What do Nelson Mandela, George Washington and a Roman consul have in common?

Nelson Mandela smiling (© AP Images)
Nelson Mandela voluntarily stepped down after serving one presidential term. (© AP Images)

What do Nelson Mandela, George Washington and Roman statesman Cincinnatus have in common?

Each walked away from political power.

The contrast with dictators who cling to power for decades is obvious. And, says Michigan State University political scientist William B. Allen, leaving office voluntarily “amounts to a humble submission to the authority of the society above the ambition of the ruler … [and] an index of democratic character.”

Portrait painting of George Washington (The De Young Museum)
Two terms were enough for George Washington. (The De Young Museum)
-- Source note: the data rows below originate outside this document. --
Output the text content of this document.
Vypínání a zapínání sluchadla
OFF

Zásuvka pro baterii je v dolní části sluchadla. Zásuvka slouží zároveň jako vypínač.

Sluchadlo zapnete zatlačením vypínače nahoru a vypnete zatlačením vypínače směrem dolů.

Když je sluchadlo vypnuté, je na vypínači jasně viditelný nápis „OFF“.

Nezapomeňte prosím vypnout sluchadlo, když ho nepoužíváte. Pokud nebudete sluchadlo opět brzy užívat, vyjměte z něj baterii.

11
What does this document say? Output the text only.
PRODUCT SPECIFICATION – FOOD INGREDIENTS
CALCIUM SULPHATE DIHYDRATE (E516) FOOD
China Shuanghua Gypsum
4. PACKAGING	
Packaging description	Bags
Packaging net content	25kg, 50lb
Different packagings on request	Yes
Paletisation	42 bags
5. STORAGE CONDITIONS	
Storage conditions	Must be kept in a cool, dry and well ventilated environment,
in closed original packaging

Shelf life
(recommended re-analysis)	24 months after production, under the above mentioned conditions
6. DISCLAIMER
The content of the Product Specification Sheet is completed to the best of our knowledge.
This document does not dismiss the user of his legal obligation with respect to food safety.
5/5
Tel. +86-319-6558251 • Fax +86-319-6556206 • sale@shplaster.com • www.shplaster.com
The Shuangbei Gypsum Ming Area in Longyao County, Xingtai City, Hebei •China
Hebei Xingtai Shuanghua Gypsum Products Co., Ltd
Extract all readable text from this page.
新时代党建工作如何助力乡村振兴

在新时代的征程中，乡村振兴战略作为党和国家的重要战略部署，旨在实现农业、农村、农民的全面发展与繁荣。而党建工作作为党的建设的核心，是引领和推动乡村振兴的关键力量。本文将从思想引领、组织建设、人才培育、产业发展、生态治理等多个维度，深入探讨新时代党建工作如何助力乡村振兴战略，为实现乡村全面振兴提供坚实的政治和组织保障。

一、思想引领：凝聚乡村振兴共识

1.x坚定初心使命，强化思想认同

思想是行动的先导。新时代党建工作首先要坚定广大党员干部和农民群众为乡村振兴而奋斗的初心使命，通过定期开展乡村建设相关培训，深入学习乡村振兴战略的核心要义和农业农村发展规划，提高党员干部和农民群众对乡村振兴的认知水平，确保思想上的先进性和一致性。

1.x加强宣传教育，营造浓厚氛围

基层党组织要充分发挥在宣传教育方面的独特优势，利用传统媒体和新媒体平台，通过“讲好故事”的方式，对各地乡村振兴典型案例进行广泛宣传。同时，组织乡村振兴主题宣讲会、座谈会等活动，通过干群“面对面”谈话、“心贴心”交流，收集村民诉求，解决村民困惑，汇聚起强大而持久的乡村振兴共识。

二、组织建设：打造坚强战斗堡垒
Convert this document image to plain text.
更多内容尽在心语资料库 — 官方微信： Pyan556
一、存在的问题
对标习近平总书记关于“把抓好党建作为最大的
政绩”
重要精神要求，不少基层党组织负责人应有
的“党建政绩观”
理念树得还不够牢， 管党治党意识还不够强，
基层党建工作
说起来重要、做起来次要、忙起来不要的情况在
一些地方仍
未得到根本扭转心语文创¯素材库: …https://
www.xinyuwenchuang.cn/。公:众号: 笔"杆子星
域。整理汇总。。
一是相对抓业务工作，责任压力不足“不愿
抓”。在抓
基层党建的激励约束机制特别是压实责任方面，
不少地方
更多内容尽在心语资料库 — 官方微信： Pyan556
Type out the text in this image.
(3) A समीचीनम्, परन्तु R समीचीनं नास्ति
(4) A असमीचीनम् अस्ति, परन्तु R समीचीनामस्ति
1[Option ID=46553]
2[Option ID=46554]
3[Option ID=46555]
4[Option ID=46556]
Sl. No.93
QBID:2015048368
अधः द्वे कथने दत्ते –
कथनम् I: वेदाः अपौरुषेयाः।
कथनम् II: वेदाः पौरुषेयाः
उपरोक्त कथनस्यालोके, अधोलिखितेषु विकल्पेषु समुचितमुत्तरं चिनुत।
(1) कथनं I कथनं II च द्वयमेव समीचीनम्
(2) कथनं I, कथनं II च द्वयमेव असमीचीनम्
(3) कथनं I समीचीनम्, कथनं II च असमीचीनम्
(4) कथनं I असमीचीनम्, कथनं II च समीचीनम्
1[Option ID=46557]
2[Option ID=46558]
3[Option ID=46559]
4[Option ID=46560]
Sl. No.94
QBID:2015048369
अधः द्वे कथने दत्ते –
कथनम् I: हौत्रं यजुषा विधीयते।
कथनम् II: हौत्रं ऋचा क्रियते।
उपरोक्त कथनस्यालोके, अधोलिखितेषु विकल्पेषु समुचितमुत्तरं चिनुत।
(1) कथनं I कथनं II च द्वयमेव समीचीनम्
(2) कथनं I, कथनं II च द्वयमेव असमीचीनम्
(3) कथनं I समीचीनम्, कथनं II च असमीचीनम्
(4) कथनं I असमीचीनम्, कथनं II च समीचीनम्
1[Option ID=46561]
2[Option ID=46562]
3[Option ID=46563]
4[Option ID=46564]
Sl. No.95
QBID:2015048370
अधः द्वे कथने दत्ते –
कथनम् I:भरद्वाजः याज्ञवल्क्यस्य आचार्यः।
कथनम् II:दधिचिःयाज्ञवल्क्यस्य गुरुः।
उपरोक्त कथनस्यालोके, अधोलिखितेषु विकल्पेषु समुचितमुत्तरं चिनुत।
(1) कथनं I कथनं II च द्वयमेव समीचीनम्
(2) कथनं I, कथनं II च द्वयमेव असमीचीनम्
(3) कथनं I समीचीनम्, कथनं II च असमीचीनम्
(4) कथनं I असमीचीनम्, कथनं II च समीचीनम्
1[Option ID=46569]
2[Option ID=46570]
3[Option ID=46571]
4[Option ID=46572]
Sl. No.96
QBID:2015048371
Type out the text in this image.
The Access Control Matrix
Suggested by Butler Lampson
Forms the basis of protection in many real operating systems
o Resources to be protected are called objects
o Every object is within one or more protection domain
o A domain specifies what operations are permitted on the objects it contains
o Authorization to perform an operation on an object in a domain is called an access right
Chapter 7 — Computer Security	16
The first president of the United States, George Washington, declined to run for a third term, declaring that two terms were enough for any president. (The U.S. Constitution was later amended to formalize a two-term limit.)

In 1999, when Nelson Mandela voluntarily stepped down after one term as South Africa’s president, he followed in the footsteps of Roman statesman Lucius Quinctius Cincinnatus (519–430 B.C.E.), who on two occasions renounced near-absolute emergency authority to return to his farm.

Peaceful transitions of power, according to George Washington University political scientist Michael Cornfield, contribute to a nation’s political health.

The United States honors Nelson Mandela’s legacy through the Young African Leaders Initiative’s Mandela Washington Fellowships, a program that brings young African leaders to the U.S. for intensive executive leadership training, networking and skills building, culminating in a high-level summit in Washington.